3.4K views 15 replies 7 participants last post by  rubadub  
#1 ·
I used the SPI Epoxy primer and really like the finish / color on my frame, I am starting to assemble the chassis, but am having some second thougts before I go too far. Here is my dilemma. The sides and bottom of the chassis that will be seen when the body is on show the pit marks in the metal. The metal is not smooth but is showing age with nice paint on top of it. I was thinking of doing the sides and botom , before I go thoo far and spray over the base of epoxy primer with a HIGH BUILD sandable epoxy to smooth out the pits. Has anyone done what I am thinking about? Is it difficult to do and sand out smooth? This is a non matching #'s car, am I considering too much dertail? I want this to be right.
Thanks,
Roland
 
#2 ·
If you want the pits to "not show", then sand the epoxy with a scotch brite and put a couple coats of 2k primer on it and block it out. Then you can just paint right over the 2k primer and be done. Or put a coat of sealer over the 2k and then paint it.....either way will be fine......
 
#4 ·
Rick,
is the 2K primer the high build or primer / filler epoxy? Presently I have 2 coats of Epoxy primer which mixes as 1:1 from SPI on the chassis.
Thanks,
Roland
 
#5 ·
Just get some urethane primer and be done with it. I like the Turbo prime from SPI. Just scuff up the epoxy and apply 3 coats of urethane primer and block sand til straight. When finished, apply a few more coats of epoxy...Eric
 
#6 ·
Roland, the 2k primer I use is "Transtar", it is a high build primer. The "2k" just means it has a catalyst that has to be added. And as Scott said, the sealer is not required, but does add a little more finished look, and if you sand through the 2k primer it does help to seal the frame before painting, that is why I suggested the sealer.....
 
#8 ·
Some if not most pitting is really too deep for high build, you'd be using more than 2 coats. I'd shoot polyester prime such as featherfill and then seal it. An extra step but it sure beats piling on high build. You'd need a 1.7 tip or larger, ideally a 2.0 tip to shoot the poly.

Jerry
Jerry,
the polyester fill is what was suggested by a friend of mine also. He said to put it on and it's easy sanding / blocking. I may go that route to try and get the labor time as low as I can........I am the labor. I want the chassis to look as good as I can make it. Can you suggest a polyester fill from the can?
Thanks,
Roland
 
#10 ·
I've only used featherfill and it works slick, sands easy. It doesn't require a reducer so it doesn't take you very far. Others recommend the slick sand more often than the featherfill but I believe they are very similar and are both an evercoat product. When you block it out, use a sacrificial paper to cut the glaze. You'll see that first paper clot up fairly fast, toss it and move on with new.
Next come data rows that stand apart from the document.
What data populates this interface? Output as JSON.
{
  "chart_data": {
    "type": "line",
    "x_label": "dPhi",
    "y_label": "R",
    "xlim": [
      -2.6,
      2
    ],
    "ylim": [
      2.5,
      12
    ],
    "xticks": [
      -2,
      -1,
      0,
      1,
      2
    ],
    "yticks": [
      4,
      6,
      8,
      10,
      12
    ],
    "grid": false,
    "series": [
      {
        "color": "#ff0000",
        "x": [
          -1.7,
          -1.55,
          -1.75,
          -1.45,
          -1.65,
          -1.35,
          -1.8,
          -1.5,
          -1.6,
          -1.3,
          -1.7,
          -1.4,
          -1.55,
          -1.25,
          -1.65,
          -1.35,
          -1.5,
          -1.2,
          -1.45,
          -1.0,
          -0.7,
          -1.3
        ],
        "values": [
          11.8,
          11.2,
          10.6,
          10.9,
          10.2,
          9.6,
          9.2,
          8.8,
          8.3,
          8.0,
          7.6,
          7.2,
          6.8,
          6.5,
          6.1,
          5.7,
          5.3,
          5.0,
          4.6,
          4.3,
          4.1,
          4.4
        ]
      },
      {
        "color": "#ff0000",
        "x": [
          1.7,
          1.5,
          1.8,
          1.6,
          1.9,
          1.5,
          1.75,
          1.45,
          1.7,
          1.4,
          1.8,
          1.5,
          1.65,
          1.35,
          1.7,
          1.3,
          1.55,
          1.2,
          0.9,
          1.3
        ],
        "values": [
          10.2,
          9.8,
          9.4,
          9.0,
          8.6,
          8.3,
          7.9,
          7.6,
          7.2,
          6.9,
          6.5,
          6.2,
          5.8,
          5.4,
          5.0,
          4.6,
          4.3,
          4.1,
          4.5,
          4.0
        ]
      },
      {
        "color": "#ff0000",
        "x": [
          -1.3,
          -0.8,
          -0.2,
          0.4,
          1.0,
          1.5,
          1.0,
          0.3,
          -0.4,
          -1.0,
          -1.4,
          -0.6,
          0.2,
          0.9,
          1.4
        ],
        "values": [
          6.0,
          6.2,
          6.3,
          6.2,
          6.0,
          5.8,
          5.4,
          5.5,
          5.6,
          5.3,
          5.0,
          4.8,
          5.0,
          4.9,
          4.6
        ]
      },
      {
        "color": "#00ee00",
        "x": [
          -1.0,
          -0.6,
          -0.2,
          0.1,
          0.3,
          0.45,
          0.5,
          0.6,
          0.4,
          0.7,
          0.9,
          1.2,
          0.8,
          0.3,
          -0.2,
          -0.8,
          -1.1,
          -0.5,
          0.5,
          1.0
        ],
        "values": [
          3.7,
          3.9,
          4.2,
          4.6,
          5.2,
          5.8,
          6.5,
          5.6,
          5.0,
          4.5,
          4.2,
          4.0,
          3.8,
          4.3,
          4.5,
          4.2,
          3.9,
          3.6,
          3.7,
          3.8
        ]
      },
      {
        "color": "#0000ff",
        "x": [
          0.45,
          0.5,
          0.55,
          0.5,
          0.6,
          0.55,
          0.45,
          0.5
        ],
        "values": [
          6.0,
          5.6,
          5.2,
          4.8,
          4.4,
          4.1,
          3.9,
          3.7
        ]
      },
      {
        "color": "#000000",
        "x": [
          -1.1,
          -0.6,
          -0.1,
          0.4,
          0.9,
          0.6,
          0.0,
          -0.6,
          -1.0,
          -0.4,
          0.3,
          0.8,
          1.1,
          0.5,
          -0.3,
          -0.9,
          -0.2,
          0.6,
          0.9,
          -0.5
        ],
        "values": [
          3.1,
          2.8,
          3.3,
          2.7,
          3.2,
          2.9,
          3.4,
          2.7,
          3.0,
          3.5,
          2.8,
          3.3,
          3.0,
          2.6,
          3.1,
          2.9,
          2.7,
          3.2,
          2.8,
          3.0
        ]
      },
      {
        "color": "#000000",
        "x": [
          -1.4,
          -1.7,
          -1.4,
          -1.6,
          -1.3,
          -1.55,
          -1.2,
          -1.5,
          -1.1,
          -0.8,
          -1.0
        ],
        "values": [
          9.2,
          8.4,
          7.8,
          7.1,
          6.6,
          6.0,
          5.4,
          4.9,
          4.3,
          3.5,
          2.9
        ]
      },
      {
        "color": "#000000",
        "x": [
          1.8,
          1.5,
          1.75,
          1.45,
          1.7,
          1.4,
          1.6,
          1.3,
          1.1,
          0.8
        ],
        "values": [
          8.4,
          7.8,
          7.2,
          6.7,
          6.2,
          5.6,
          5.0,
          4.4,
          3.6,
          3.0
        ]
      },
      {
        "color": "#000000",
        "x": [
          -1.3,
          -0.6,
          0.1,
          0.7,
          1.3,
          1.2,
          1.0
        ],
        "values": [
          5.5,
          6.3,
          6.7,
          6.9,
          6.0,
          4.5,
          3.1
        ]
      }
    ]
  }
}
You will have to seal the polyester before topcoating as it is porous.

Jerry
 
#13 ·
I just reread your post Roland. (This is a non matching #'s car, am I considering too much dertail? I want this to be right.)

Non matching cars is where you can go after a lot of detail, a matching car would be done so it looks like it did when it came out of the factory, so you have a lot more options on a run of the mill ride, I know I have a run of the mill ride myself, or partially done ride.:D

If its purely a hobby, take the time to get that frame right, if it bugs you a little bit now it won't go away.
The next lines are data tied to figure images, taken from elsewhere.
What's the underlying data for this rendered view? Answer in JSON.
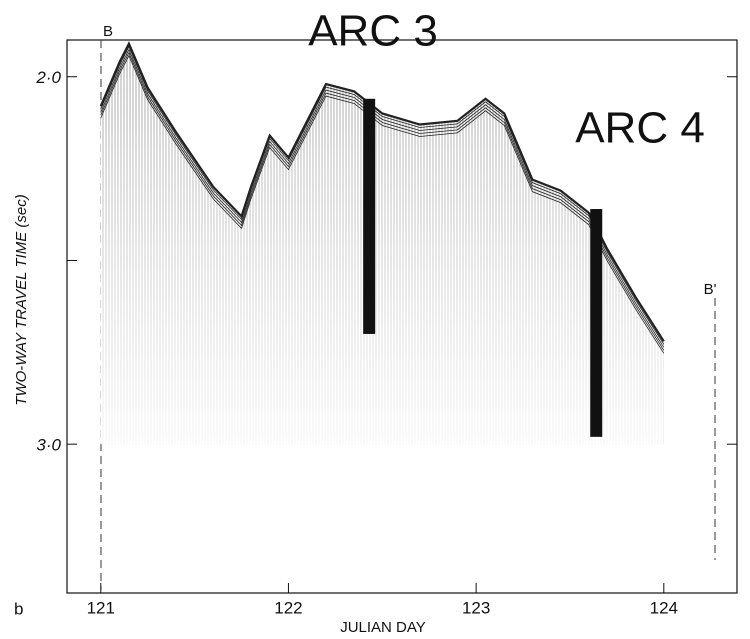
{
  "chart_data": {
    "type": "profile",
    "annotations": [
      "ARC 3",
      "ARC 4"
    ],
    "line_start_label": "B",
    "line_end_label": "B'",
    "panel_label": "b",
    "x_label": "JULIAN DAY",
    "y_label": "TWO-WAY TRAVEL TIME (sec)",
    "xlim": [
      120.82,
      124.39
    ],
    "xticks": [
      121,
      122,
      123,
      124
    ],
    "ylim": [
      1.9,
      3.405
    ],
    "yticks": [
      {
        "value": 2.0,
        "label": "2·0"
      },
      {
        "value": 3.0,
        "label": "3·0"
      }
    ],
    "yticks_minor": [
      2.5
    ],
    "y_inverted": true,
    "color": "#222",
    "x": [
      121.0,
      121.1,
      121.15,
      121.25,
      121.4,
      121.6,
      121.75,
      121.8,
      121.9,
      122.0,
      122.1,
      122.2,
      122.35,
      122.5,
      122.7,
      122.9,
      123.05,
      123.15,
      123.3,
      123.45,
      123.6,
      123.7,
      123.85,
      124.0
    ],
    "values": [
      2.08,
      1.96,
      1.91,
      2.03,
      2.15,
      2.3,
      2.38,
      2.3,
      2.16,
      2.22,
      2.12,
      2.02,
      2.04,
      2.1,
      2.13,
      2.12,
      2.06,
      2.1,
      2.28,
      2.31,
      2.37,
      2.47,
      2.6,
      2.72
    ],
    "markers": [
      {
        "x": 122.43,
        "top": 2.06,
        "bottom": 2.7
      },
      {
        "x": 123.64,
        "top": 2.36,
        "bottom": 2.98
      }
    ]
  }
}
Take 36 grit by hand or on a rolex disc, sand it and rough up those scratches and pock marks really good. Then put some rage filler over it, sand it pretty flat, then spray it with sprayable body filler, then sand it out, then paint it.
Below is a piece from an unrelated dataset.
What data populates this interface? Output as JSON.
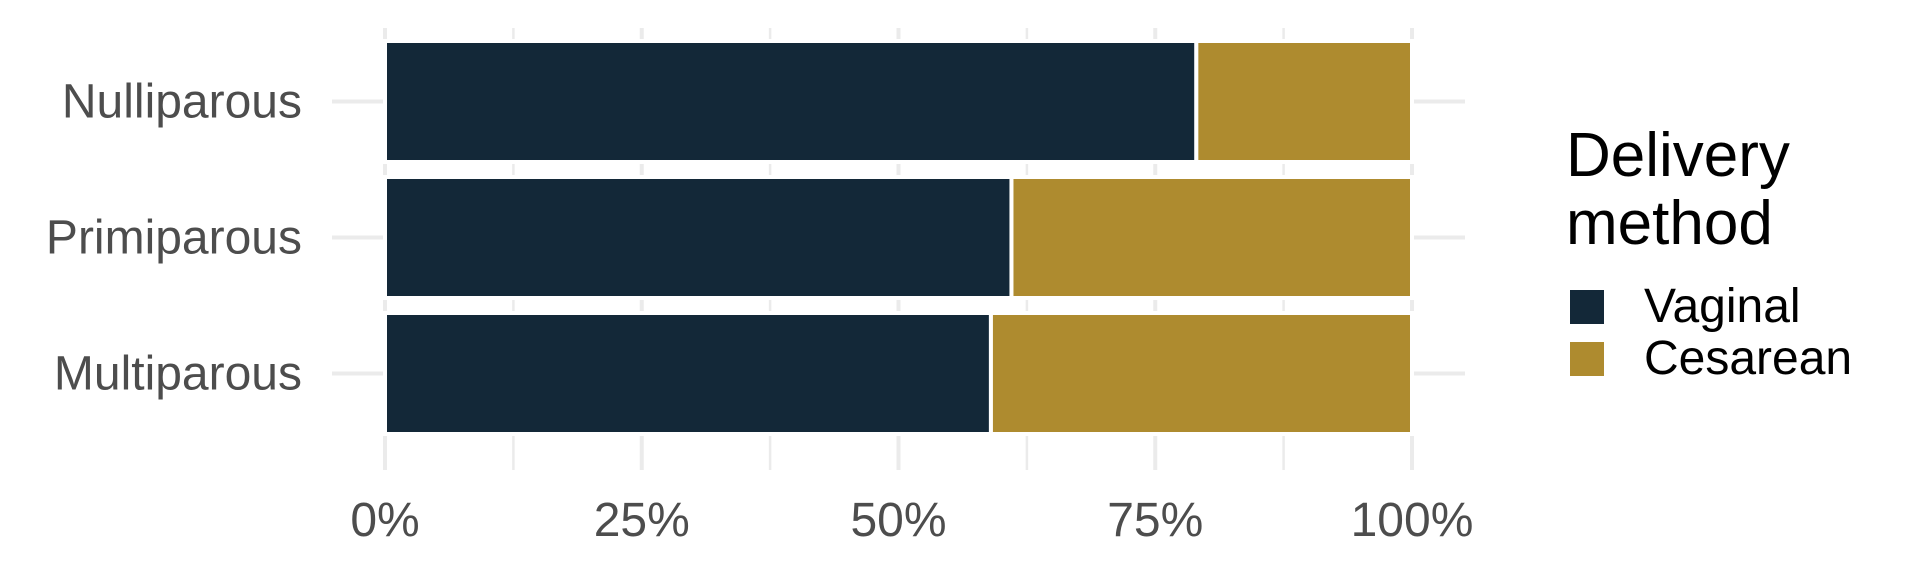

You'll know what I'm talking about when somebody walks up to your car and looks under the hood, you will stop them right in there tracks.:thumbsup:

Rob
 
#15 ·
Rob,
you are definately the master of this. I am going to go with the extra work to take out the pitting on the chassis and do it to my liking. I am attention to detail oriented and if I don't do the chassis and fill in the pits I will know till my last breath that it's like that. I guess that's the nuke in me bringing out the details. I don't know if can achieve your measure of excellence, but I am going to try on the areas that can be seen. I am going to take the front control arms back off and will start at the front rails and work back. Thanks for the encouragement.